Regis Cerutti, gerente de uma transportadora, explica os motivos para o aumento no frete. “O frete para porto tem um aumento de 20%, acompanhando o aumento do combustível. O que contribuiu foi o aumento dos pedágios, e quando sobe o óleo, sobe o pneu, a borracha, o lubrificante, então vem tudo carregando junto”, diz.


Outra preocupação desta safra é com a falta de caminhões. Almir Coco também é gerente de transportadora e afirma que precisa de 90 caminhões por dia para atender a demanda, mas que só consegue metade disso, por causa da concorrência. “Os caminhões saem da lavoura e estão correndo para os outros estados”, comenta.


Esta situação também mexe com outra ponta do processo de produção.
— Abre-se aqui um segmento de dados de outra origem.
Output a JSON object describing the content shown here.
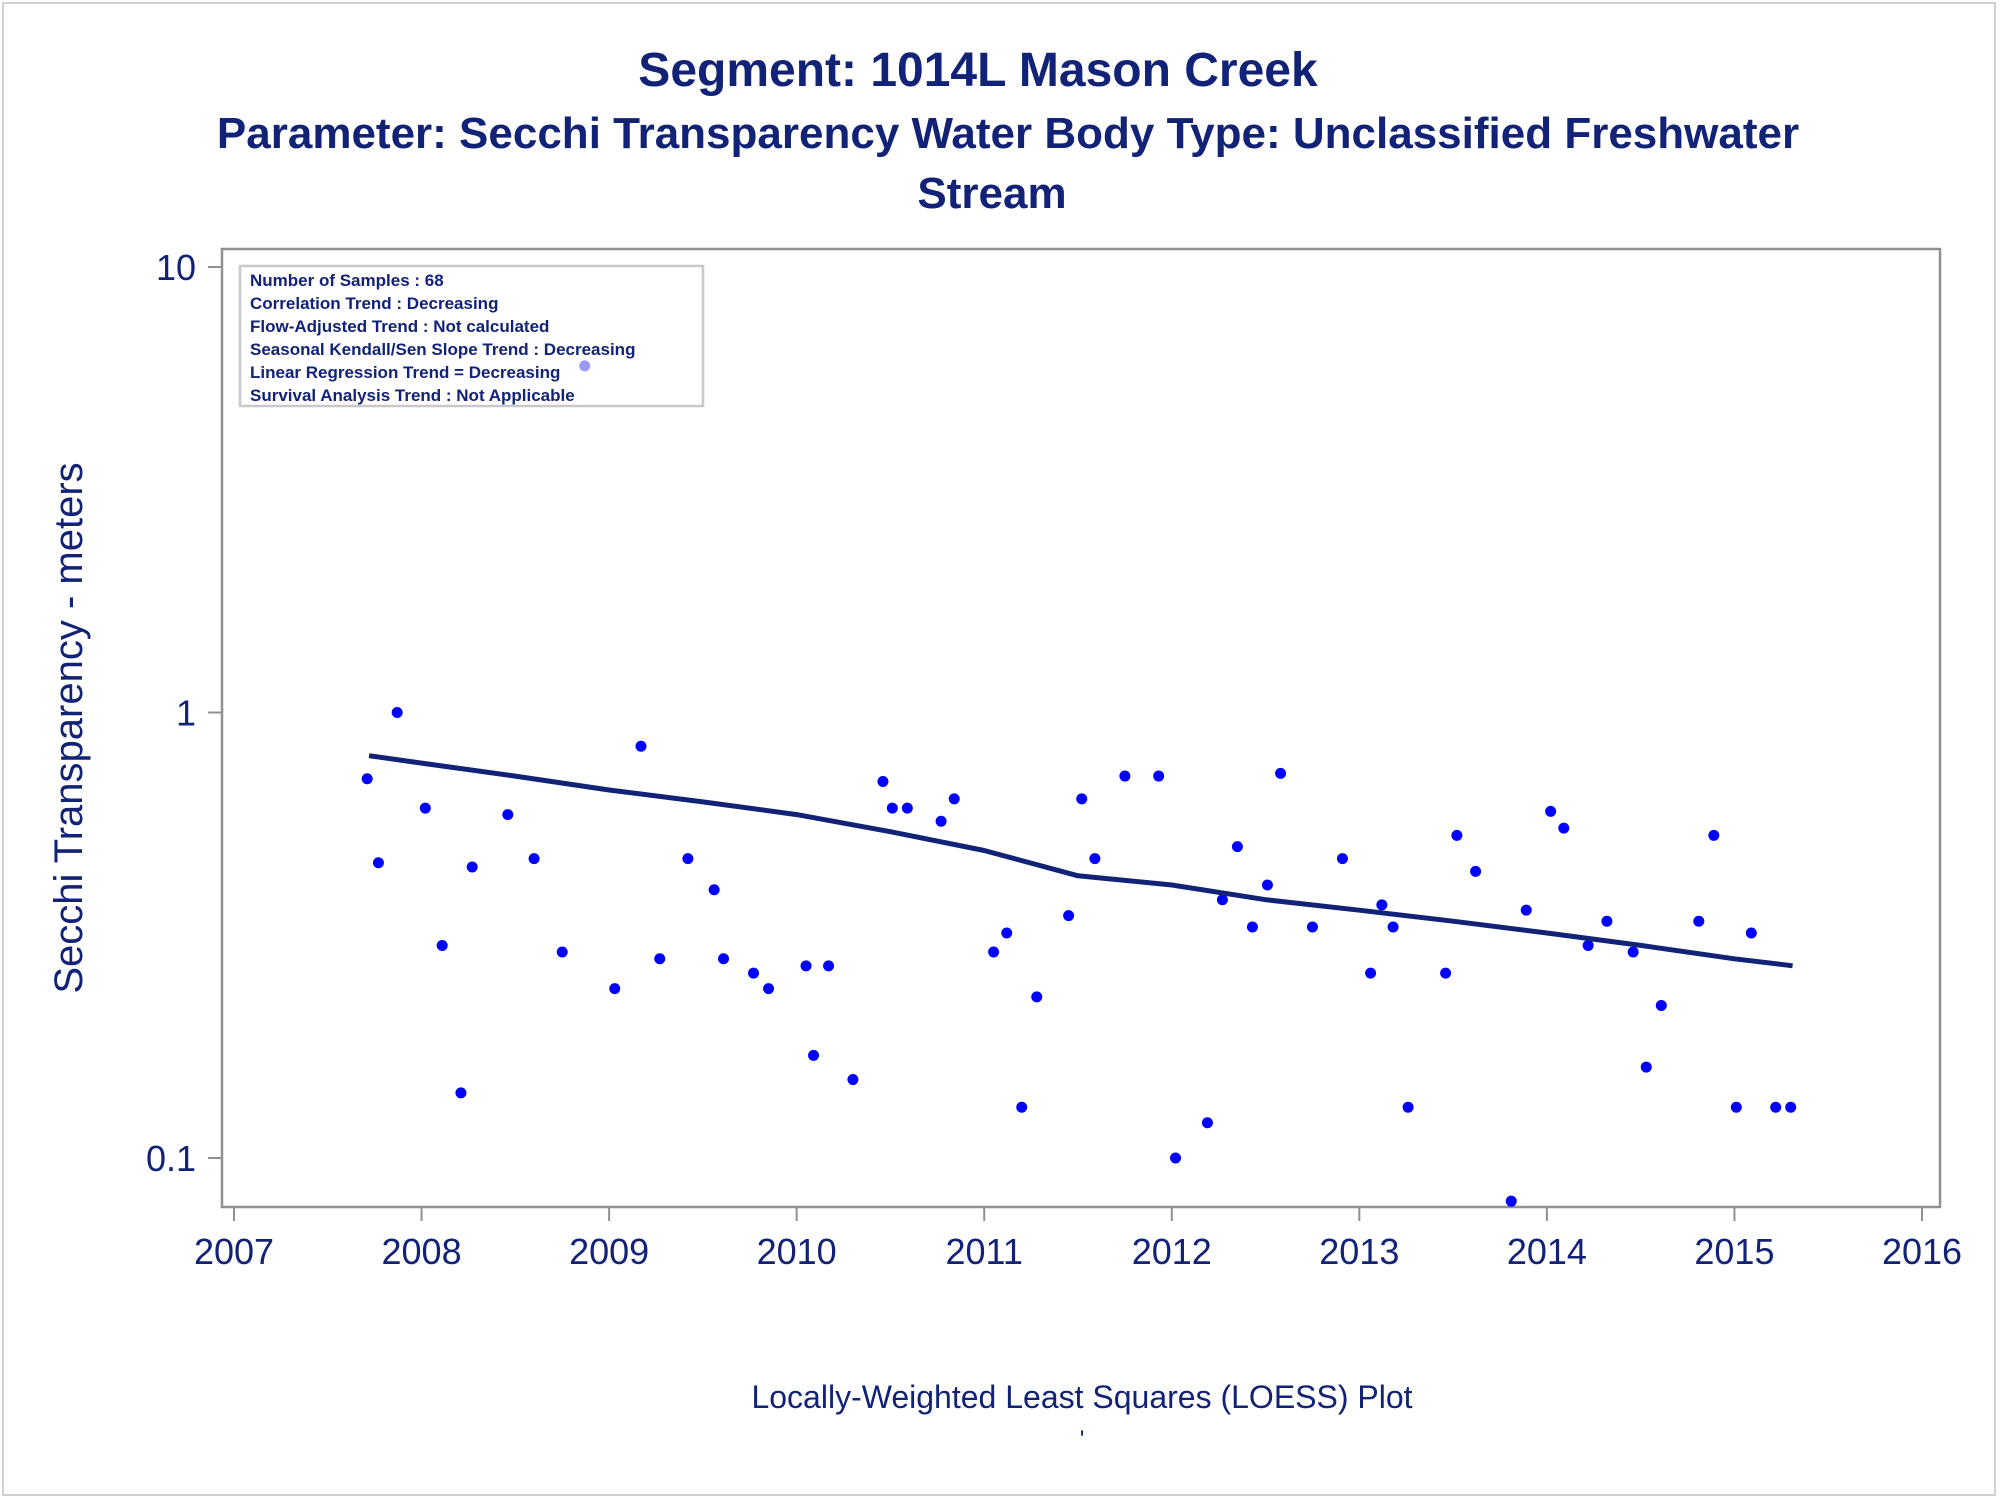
{
  "chart_data": {
    "type": "scatter",
    "title": "Segment: 1014L  Mason Creek",
    "subtitle_line1": "Parameter: Secchi Transparency   Water Body Type: Unclassified Freshwater",
    "subtitle_line2": "Stream",
    "xlabel": "Locally-Weighted Least Squares (LOESS) Plot",
    "xlabel_mark": "'",
    "ylabel": "Secchi Transparency - meters",
    "xlim": [
      2007,
      2016
    ],
    "ylim": [
      0.08,
      10
    ],
    "yscale": "log",
    "x_ticks": [
      "2007",
      "2008",
      "2009",
      "2010",
      "2011",
      "2012",
      "2013",
      "2014",
      "2015",
      "2016"
    ],
    "y_ticks": [
      {
        "value": 0.1,
        "label": "0.1"
      },
      {
        "value": 1,
        "label": "1"
      },
      {
        "value": 10,
        "label": "10"
      }
    ],
    "grid": false,
    "stats_box": {
      "position": "top-left",
      "lines": [
        "Number of Samples : 68",
        "Correlation Trend : Decreasing",
        "Flow-Adjusted Trend : Not calculated",
        "Seasonal Kendall/Sen Slope Trend : Decreasing",
        "Linear Regression Trend = Decreasing",
        "Survival Analysis Trend : Not Applicable"
      ]
    },
    "colors": {
      "points": "#0000ff",
      "trend_line": "#112277",
      "text": "#112277",
      "axes": "#909090"
    },
    "points": [
      {
        "x": 2007.71,
        "y": 0.71
      },
      {
        "x": 2007.77,
        "y": 0.46
      },
      {
        "x": 2007.87,
        "y": 1.0
      },
      {
        "x": 2008.02,
        "y": 0.61
      },
      {
        "x": 2008.11,
        "y": 0.3
      },
      {
        "x": 2008.21,
        "y": 0.14
      },
      {
        "x": 2008.27,
        "y": 0.45
      },
      {
        "x": 2008.46,
        "y": 0.59
      },
      {
        "x": 2008.6,
        "y": 0.47
      },
      {
        "x": 2008.75,
        "y": 0.29
      },
      {
        "x": 2008.87,
        "y": 6.0
      },
      {
        "x": 2009.03,
        "y": 0.24
      },
      {
        "x": 2009.17,
        "y": 0.84
      },
      {
        "x": 2009.27,
        "y": 0.28
      },
      {
        "x": 2009.42,
        "y": 0.47
      },
      {
        "x": 2009.56,
        "y": 0.4
      },
      {
        "x": 2009.61,
        "y": 0.28
      },
      {
        "x": 2009.77,
        "y": 0.26
      },
      {
        "x": 2009.85,
        "y": 0.24
      },
      {
        "x": 2010.05,
        "y": 0.27
      },
      {
        "x": 2010.09,
        "y": 0.17
      },
      {
        "x": 2010.17,
        "y": 0.27
      },
      {
        "x": 2010.3,
        "y": 0.15
      },
      {
        "x": 2010.46,
        "y": 0.7
      },
      {
        "x": 2010.51,
        "y": 0.61
      },
      {
        "x": 2010.59,
        "y": 0.61
      },
      {
        "x": 2010.77,
        "y": 0.57
      },
      {
        "x": 2010.84,
        "y": 0.64
      },
      {
        "x": 2011.05,
        "y": 0.29
      },
      {
        "x": 2011.12,
        "y": 0.32
      },
      {
        "x": 2011.2,
        "y": 0.13
      },
      {
        "x": 2011.28,
        "y": 0.23
      },
      {
        "x": 2011.45,
        "y": 0.35
      },
      {
        "x": 2011.52,
        "y": 0.64
      },
      {
        "x": 2011.59,
        "y": 0.47
      },
      {
        "x": 2011.75,
        "y": 0.72
      },
      {
        "x": 2011.93,
        "y": 0.72
      },
      {
        "x": 2012.02,
        "y": 0.1
      },
      {
        "x": 2012.19,
        "y": 0.12
      },
      {
        "x": 2012.27,
        "y": 0.38
      },
      {
        "x": 2012.35,
        "y": 0.5
      },
      {
        "x": 2012.43,
        "y": 0.33
      },
      {
        "x": 2012.51,
        "y": 0.41
      },
      {
        "x": 2012.58,
        "y": 0.73
      },
      {
        "x": 2012.75,
        "y": 0.33
      },
      {
        "x": 2012.91,
        "y": 0.47
      },
      {
        "x": 2013.06,
        "y": 0.26
      },
      {
        "x": 2013.12,
        "y": 0.37
      },
      {
        "x": 2013.18,
        "y": 0.33
      },
      {
        "x": 2013.26,
        "y": 0.13
      },
      {
        "x": 2013.46,
        "y": 0.26
      },
      {
        "x": 2013.52,
        "y": 0.53
      },
      {
        "x": 2013.62,
        "y": 0.44
      },
      {
        "x": 2013.81,
        "y": 0.08
      },
      {
        "x": 2013.89,
        "y": 0.36
      },
      {
        "x": 2014.02,
        "y": 0.6
      },
      {
        "x": 2014.09,
        "y": 0.55
      },
      {
        "x": 2014.22,
        "y": 0.3
      },
      {
        "x": 2014.32,
        "y": 0.34
      },
      {
        "x": 2014.46,
        "y": 0.29
      },
      {
        "x": 2014.53,
        "y": 0.16
      },
      {
        "x": 2014.61,
        "y": 0.22
      },
      {
        "x": 2014.81,
        "y": 0.34
      },
      {
        "x": 2014.89,
        "y": 0.53
      },
      {
        "x": 2015.01,
        "y": 0.13
      },
      {
        "x": 2015.09,
        "y": 0.32
      },
      {
        "x": 2015.22,
        "y": 0.13
      },
      {
        "x": 2015.3,
        "y": 0.13
      }
    ],
    "trend_line": [
      {
        "x": 2007.72,
        "y": 0.8
      },
      {
        "x": 2008.0,
        "y": 0.77
      },
      {
        "x": 2008.5,
        "y": 0.72
      },
      {
        "x": 2009.0,
        "y": 0.67
      },
      {
        "x": 2009.5,
        "y": 0.63
      },
      {
        "x": 2010.0,
        "y": 0.59
      },
      {
        "x": 2010.5,
        "y": 0.54
      },
      {
        "x": 2011.0,
        "y": 0.49
      },
      {
        "x": 2011.5,
        "y": 0.43
      },
      {
        "x": 2012.0,
        "y": 0.41
      },
      {
        "x": 2012.5,
        "y": 0.38
      },
      {
        "x": 2013.0,
        "y": 0.36
      },
      {
        "x": 2013.5,
        "y": 0.34
      },
      {
        "x": 2014.0,
        "y": 0.32
      },
      {
        "x": 2014.5,
        "y": 0.3
      },
      {
        "x": 2015.0,
        "y": 0.28
      },
      {
        "x": 2015.31,
        "y": 0.27
      }
    ]
  }
}
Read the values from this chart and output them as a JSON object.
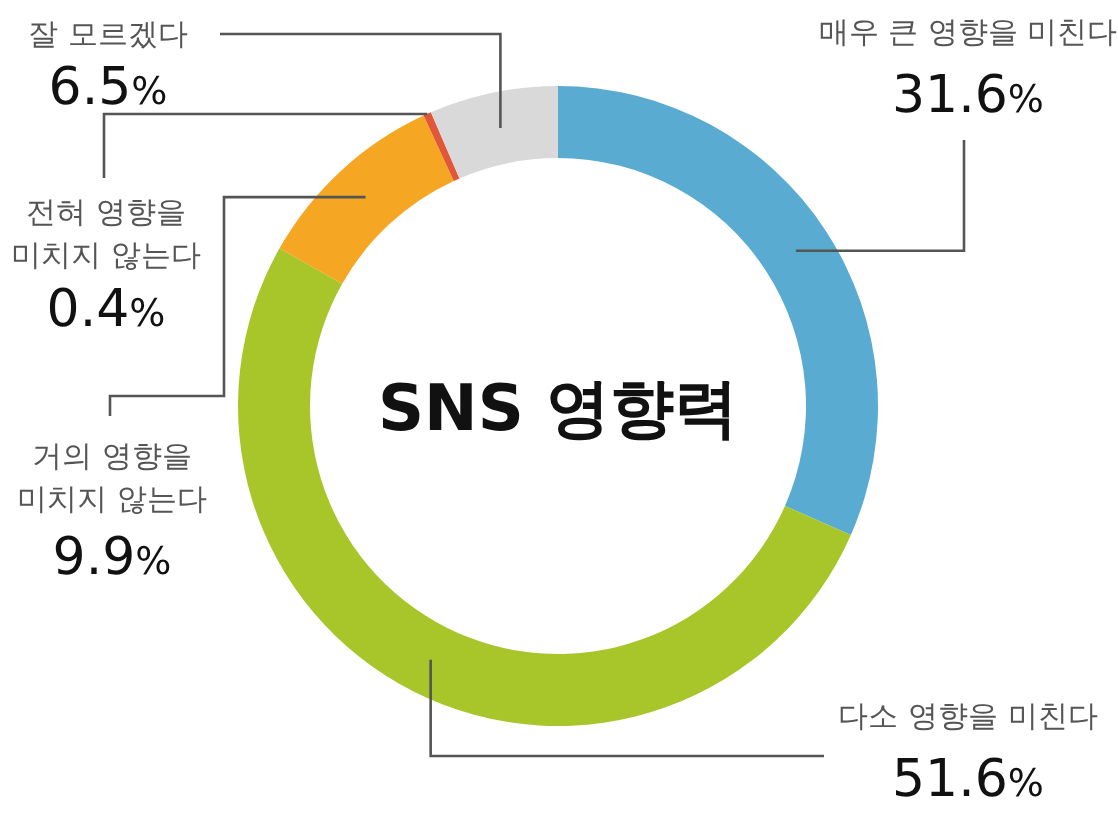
{
  "chart_data": {
    "type": "donut",
    "title": "SNS 영향력",
    "categories": [
      "매우 큰 영향을 미친다",
      "다소 영향을 미친다",
      "거의 영향을 미치지 않는다",
      "전혀 영향을 미치지 않는다",
      "잘 모르겠다"
    ],
    "values": [
      31.6,
      51.6,
      9.9,
      0.4,
      6.5
    ],
    "colors": [
      "#5aabd2",
      "#a8c52a",
      "#f5a623",
      "#e0573a",
      "#d9d9d9"
    ],
    "value_labels": [
      "31.6%",
      "51.6%",
      "9.9%",
      "0.4%",
      "6.5%"
    ]
  }
}
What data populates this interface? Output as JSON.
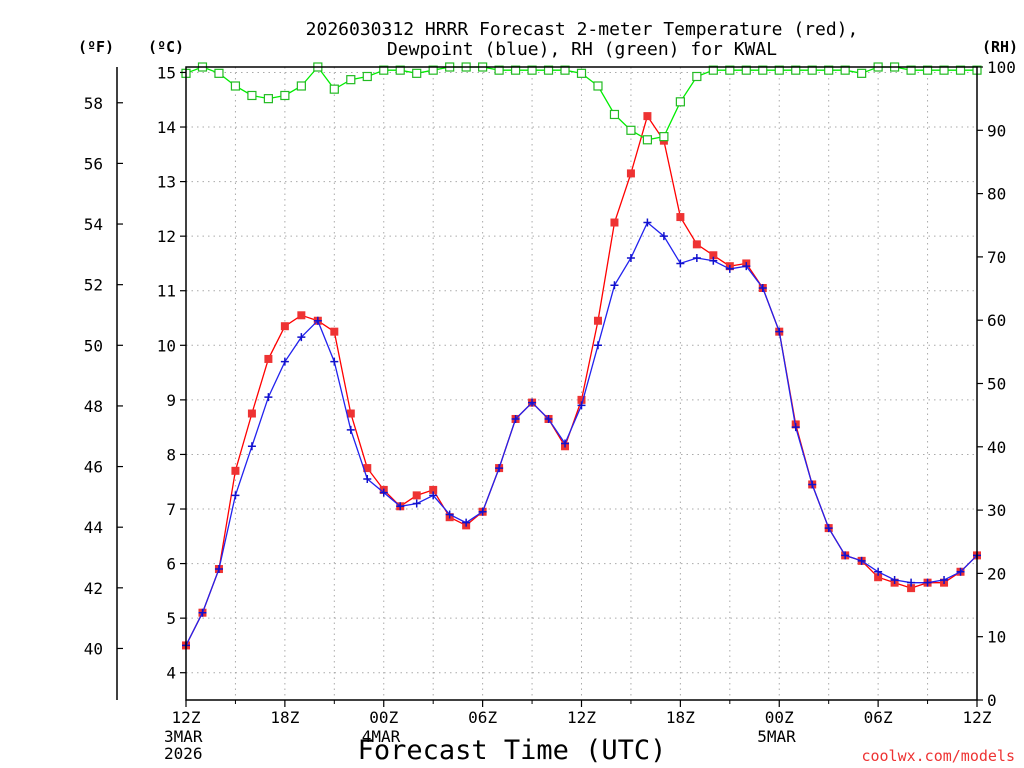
{
  "title_lines": [
    "2026030312 HRRR Forecast 2-meter Temperature (red),",
    "Dewpoint (blue), RH (green) for KWAL"
  ],
  "units": {
    "fahrenheit": "(ºF)",
    "celsius": "(ºC)",
    "rh": "(RH)"
  },
  "xlabel": "Forecast Time (UTC)",
  "credit": "coolwx.com/models",
  "colors": {
    "temperature": "#ff0000",
    "temperature_marker": "#ee3333",
    "dewpoint": "#2222ee",
    "dewpoint_marker": "#1111cc",
    "rh": "#00ee00",
    "rh_marker": "#22bb22",
    "grid": "#aaaaaa",
    "axis": "#000000",
    "credit": "#ee3333"
  },
  "chart_data": {
    "type": "line",
    "x_hours": [
      0,
      1,
      2,
      3,
      4,
      5,
      6,
      7,
      8,
      9,
      10,
      11,
      12,
      13,
      14,
      15,
      16,
      17,
      18,
      19,
      20,
      21,
      22,
      23,
      24,
      25,
      26,
      27,
      28,
      29,
      30,
      31,
      32,
      33,
      34,
      35,
      36,
      37,
      38,
      39,
      40,
      41,
      42,
      43,
      44,
      45,
      46,
      47,
      48
    ],
    "xlim": [
      0,
      48
    ],
    "x_tick_hours": [
      0,
      6,
      12,
      18,
      24,
      30,
      36,
      42,
      48
    ],
    "x_tick_labels": [
      "12Z",
      "18Z",
      "00Z",
      "06Z",
      "12Z",
      "18Z",
      "00Z",
      "06Z",
      "12Z"
    ],
    "date_labels": [
      {
        "hour": 0,
        "lines": [
          "3MAR",
          "2026"
        ]
      },
      {
        "hour": 12,
        "lines": [
          "4MAR"
        ]
      },
      {
        "hour": 36,
        "lines": [
          "5MAR"
        ]
      }
    ],
    "celsius_axis": {
      "ylim": [
        3.5,
        15.1
      ],
      "ticks": [
        4,
        5,
        6,
        7,
        8,
        9,
        10,
        11,
        12,
        13,
        14,
        15
      ]
    },
    "fahrenheit_ticks": [
      40,
      42,
      44,
      46,
      48,
      50,
      52,
      54,
      56,
      58
    ],
    "rh_axis": {
      "ylim": [
        0,
        100
      ],
      "ticks": [
        0,
        10,
        20,
        30,
        40,
        50,
        60,
        70,
        80,
        90,
        100
      ]
    },
    "series": [
      {
        "name": "2-meter Temperature",
        "axis": "celsius",
        "color_key": "temperature",
        "marker": "square",
        "values": [
          4.5,
          5.1,
          5.9,
          7.7,
          8.75,
          9.75,
          10.35,
          10.55,
          10.45,
          10.25,
          8.75,
          7.75,
          7.35,
          7.05,
          7.25,
          7.35,
          6.85,
          6.7,
          6.95,
          7.75,
          8.65,
          8.95,
          8.65,
          8.15,
          9.0,
          10.45,
          12.25,
          13.15,
          14.2,
          13.75,
          12.35,
          11.85,
          11.65,
          11.45,
          11.5,
          11.05,
          10.25,
          8.55,
          7.45,
          6.65,
          6.15,
          6.05,
          5.75,
          5.65,
          5.55,
          5.65,
          5.65,
          5.85,
          6.15
        ]
      },
      {
        "name": "Dewpoint",
        "axis": "celsius",
        "color_key": "dewpoint",
        "marker": "plus",
        "values": [
          4.5,
          5.1,
          5.9,
          7.25,
          8.15,
          9.05,
          9.7,
          10.15,
          10.45,
          9.7,
          8.45,
          7.55,
          7.3,
          7.05,
          7.1,
          7.25,
          6.9,
          6.75,
          6.95,
          7.75,
          8.65,
          8.95,
          8.65,
          8.2,
          8.9,
          10.0,
          11.1,
          11.6,
          12.25,
          12.0,
          11.5,
          11.6,
          11.55,
          11.4,
          11.45,
          11.05,
          10.25,
          8.5,
          7.45,
          6.65,
          6.15,
          6.05,
          5.85,
          5.7,
          5.65,
          5.65,
          5.7,
          5.85,
          6.15
        ]
      },
      {
        "name": "Relative Humidity",
        "axis": "rh",
        "color_key": "rh",
        "marker": "open-square",
        "values": [
          99,
          100,
          99,
          97,
          95.5,
          95,
          95.5,
          97,
          100,
          96.5,
          98,
          98.5,
          99.5,
          99.5,
          99,
          99.5,
          100,
          100,
          100,
          99.5,
          99.5,
          99.5,
          99.5,
          99.5,
          99,
          97,
          92.5,
          90,
          88.5,
          89,
          94.5,
          98.5,
          99.5,
          99.5,
          99.5,
          99.5,
          99.5,
          99.5,
          99.5,
          99.5,
          99.5,
          99,
          100,
          100,
          99.5,
          99.5,
          99.5,
          99.5,
          99.5
        ]
      }
    ]
  }
}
Nesta época os armazéns precisam liberar espaço para receber a soja que chega do campo. O problema é que a falta de caminhões para o escoamento da safra acaba deixando esse trabalho mais lento.


“Em um dia normal de colheita, nós chegamos a receber de 35 a 40 mil sacas por dia. O interessante para nós é escoar no mínimo a metade disso, ou seja, em torno de 15 a 20 mil sacas por dia, para que a gente possa abrir espaço para ter condições de recebimento”, declara Jardel Ribeiro, gerente da cooperativa.


O preço da soja está compensando em parte o aumento do frete. Do começo do ano até sexta-feira (7) subiu 10% no mercado internacional.